Satellite weather compilation is not 'real time'. The information is usually several minutes old. Sometimes as much as 20 mins or more. The composite data give a greater area of coverage than onboard radar. It's best used for more strategic decision making and not for penetrating an area of TS eg should I fly west or east to avoid that line of storms and how far?
In comparison, on-board radar has limited range and view but the information is immediate. It's much better for penetrating an area of weather ie go left or right around this cell then head over there around the next one.
To add to the mix, a lightning detector only detects lightning so no good for non-sparking weather. Beneficial when used with radar to discriminate between TS & 'just' heavy showers.

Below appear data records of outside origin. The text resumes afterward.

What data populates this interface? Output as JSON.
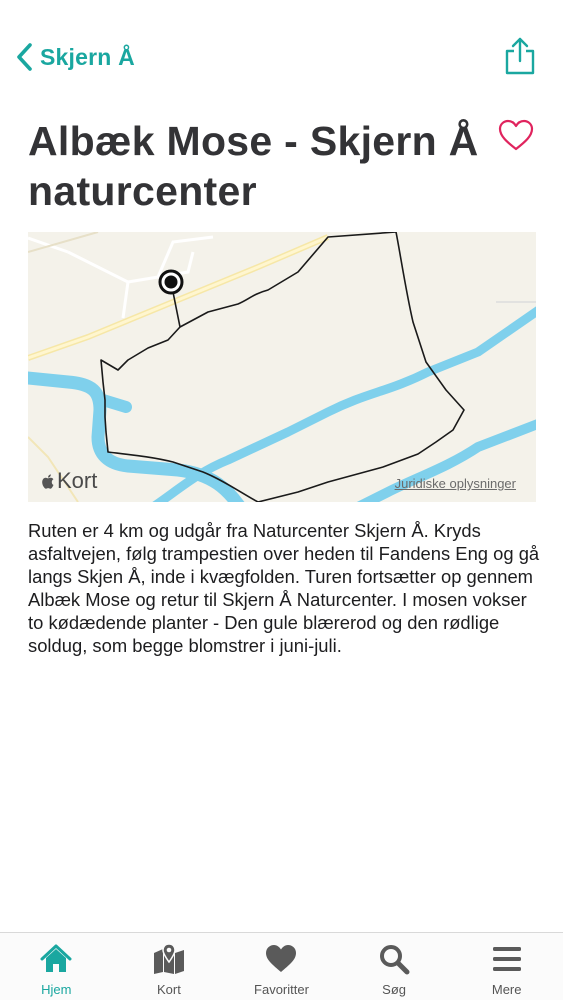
{
  "nav": {
    "back_label": "Skjern Å"
  },
  "page": {
    "title": "Albæk Mose - Skjern Å naturcenter",
    "description": "Ruten er 4 km og udgår fra Naturcenter Skjern Å. Kryds asfaltvejen, følg trampestien over heden til Fandens Eng og gå langs Skjen Å, inde i kvægfolden. Turen fortsætter op gennem Albæk Mose og retur til Skjern Å Naturcenter. I mosen vokser to kødædende planter - Den gule blærerod og den rødlige soldug, som begge blomstrer i juni-juli."
  },
  "map": {
    "logo_label": "Kort",
    "legal_label": "Juridiske oplysninger"
  },
  "tabs": [
    {
      "label": "Hjem",
      "icon": "home-icon",
      "active": true
    },
    {
      "label": "Kort",
      "icon": "map-icon",
      "active": false
    },
    {
      "label": "Favoritter",
      "icon": "heart-icon",
      "active": false
    },
    {
      "label": "Søg",
      "icon": "search-icon",
      "active": false
    },
    {
      "label": "Mere",
      "icon": "menu-icon",
      "active": false
    }
  ],
  "colors": {
    "accent": "#1aa7a0",
    "favorite": "#e0245e",
    "water": "#7fd0ec",
    "route": "#1a1a1a"
  }
}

*It also has a fuel totaliser & JDM engine data monitor so even fuel monitoring & calculations for diversions and/or alternates is much, much easier. Jeez, to think I used to happily fly IFR with just an ADF for radio nav with a max. two hours between fixes and a watch + fuel gauges for endurance
. Who'd ever want to go back?
much later...
To round out the equipment description, it has a traffic information & alert uplink from participating ATC outlets, stereo inputs into the intercom from both cabin & cockpit, prop syncrophaser and a Panther modification that gives increase MTOW and more HP. It's only a Navajo but I used to fly a Kingair that was steam driven in comparison.
Something I failed to mention about the XM Wx: It includes METARs in the downloaded data so you can even check the weather at airstrips that are out of ATIS range. *Very* useful when the weather is filthy and you need to monitor where is still available.